REPUBLIKA.CO.ID, JAKARTA -- Perekrutan 32 ribu pegawai Badan Gizi Nasional (BGN) menjadi aparatur sipil negara (ASN) berstatus pegawai pemerintah dengan perjanjian kerja (PPPK) memicu kecemburuan sosial, terutama bagi para guru. Pasalnya, masih banyak guru yang dibayar jauh di bawah upah layak.
Republika mencoba mewawancarai salah satu guru di sekolah negeri Kota Depok, Jawa Barat. Guru yang telah mengabdi selama delapan tahun terakhir itu baru diangkat menjadi PPPK paruh waktu pada akhir 2025. Namun, status PPPK paruh waktu itu tidak lantas membuat upahnya menjadi layak.
"Gaji sebulan cuma Rp 2,5 juta," kata guru yang enggan disebut namanya itu kepada Republika sambil tertawa, Jumat (23/1/2026).
Upah dengan nilai kurang dari setengah upah minimum kota (UMK) Depok itu baru didapatkan sebulan terakhir. Sebelumnya, ia hanya menerima Rp 2,2 juta sebulan sejak 2018. Bahkan, sebelum itu ia hanya menerima upah Rp 1,5 juta per bulan.
Ia mengakui, masih ada upah lain yang diterimanya selain gaji bulanan. Upah itu berasal dari insentif sertifikasi senilai Rp 5,7 juta yang cair tiga bulan sekali.
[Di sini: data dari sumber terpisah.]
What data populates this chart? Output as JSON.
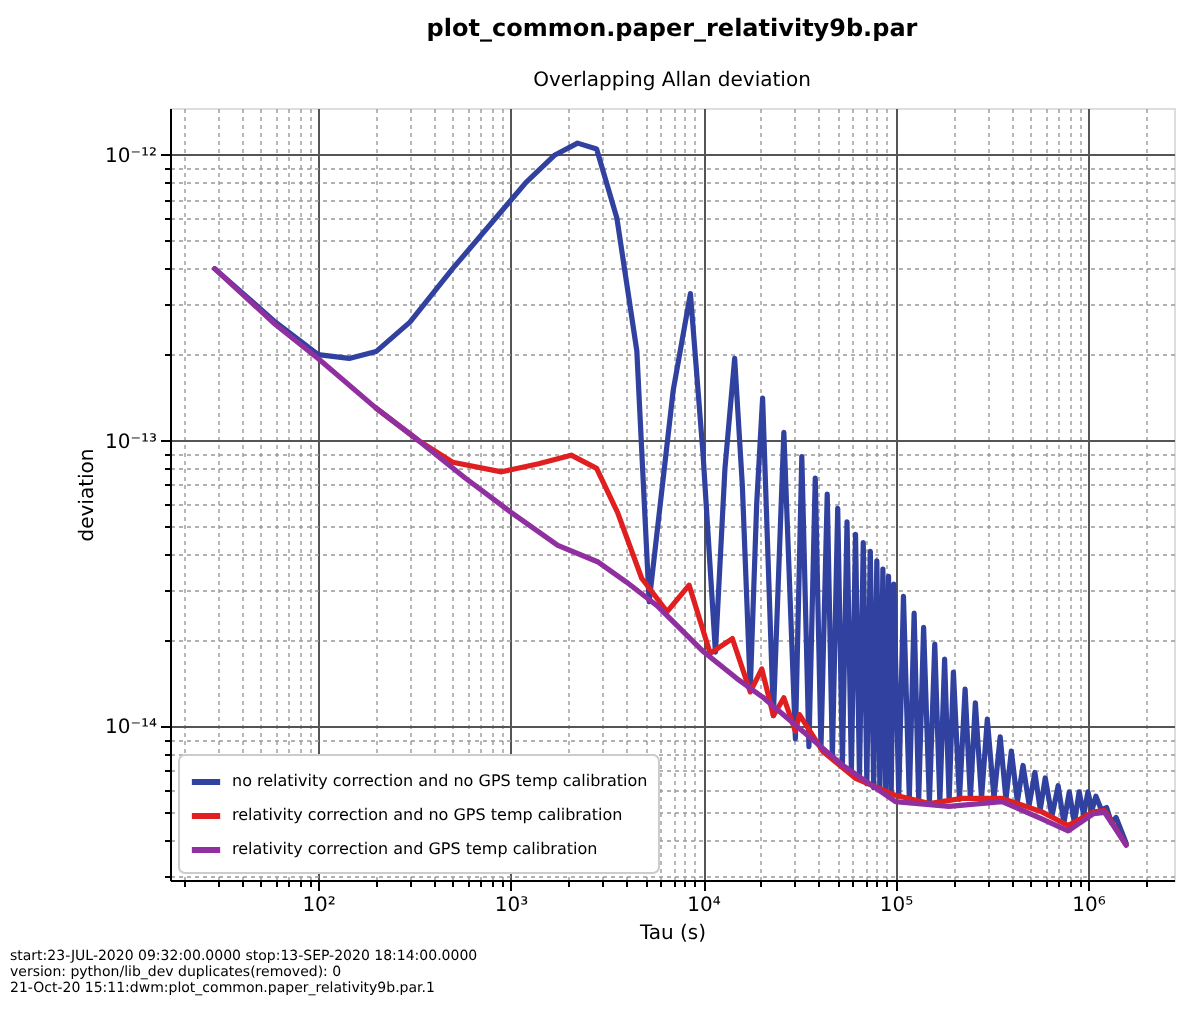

Meski begitu, penghasilannya sebagai guru tidak bisa membuat dapurnya terus mengebul. Karena itu, ia masih harus kerja sambilan menjadi tukang ojek daring atau online (ojol) agar istri dan anaknya bisa tetap makan. "Kagak nutup (kalau tidak kerja sambilan)," kata dia.
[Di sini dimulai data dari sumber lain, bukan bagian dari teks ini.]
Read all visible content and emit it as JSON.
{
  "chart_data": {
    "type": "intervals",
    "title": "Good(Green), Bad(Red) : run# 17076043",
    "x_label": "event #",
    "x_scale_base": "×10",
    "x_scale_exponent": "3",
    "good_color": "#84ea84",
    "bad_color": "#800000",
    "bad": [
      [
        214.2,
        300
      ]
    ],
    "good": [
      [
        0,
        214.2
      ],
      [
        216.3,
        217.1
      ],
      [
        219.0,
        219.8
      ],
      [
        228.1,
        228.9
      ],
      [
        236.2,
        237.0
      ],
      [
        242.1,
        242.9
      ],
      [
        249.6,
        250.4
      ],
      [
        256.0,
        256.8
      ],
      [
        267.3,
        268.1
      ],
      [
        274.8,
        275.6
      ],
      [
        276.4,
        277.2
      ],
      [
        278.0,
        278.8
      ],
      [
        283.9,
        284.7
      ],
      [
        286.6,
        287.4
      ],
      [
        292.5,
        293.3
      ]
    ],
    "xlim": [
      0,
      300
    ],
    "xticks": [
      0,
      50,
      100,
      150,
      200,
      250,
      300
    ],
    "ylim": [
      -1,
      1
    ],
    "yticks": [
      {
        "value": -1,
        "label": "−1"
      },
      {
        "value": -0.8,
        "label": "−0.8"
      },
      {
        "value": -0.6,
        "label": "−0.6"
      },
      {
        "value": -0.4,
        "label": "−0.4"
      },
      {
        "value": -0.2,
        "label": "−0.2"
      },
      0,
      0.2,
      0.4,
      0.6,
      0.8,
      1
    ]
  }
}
Kendati demikian, upah yang diterimanya itu masih lebih baik dibandingkan kawannya yang lain. Pasalnya, masih banyak guru yang berstatus honorer, bahkan di sekolah tempatnya mengajar.
Karena itu, guru berusia 30-an tahun itu menilai kebijakan mengangkat pegawai BGN sebagai PPPK cukup membuatnya cemburu, sekaligus merasa tidak diperhatikan negara. Kebijakan itu juga dinilai menimbulkan kesenjangan sosial bagi para guru.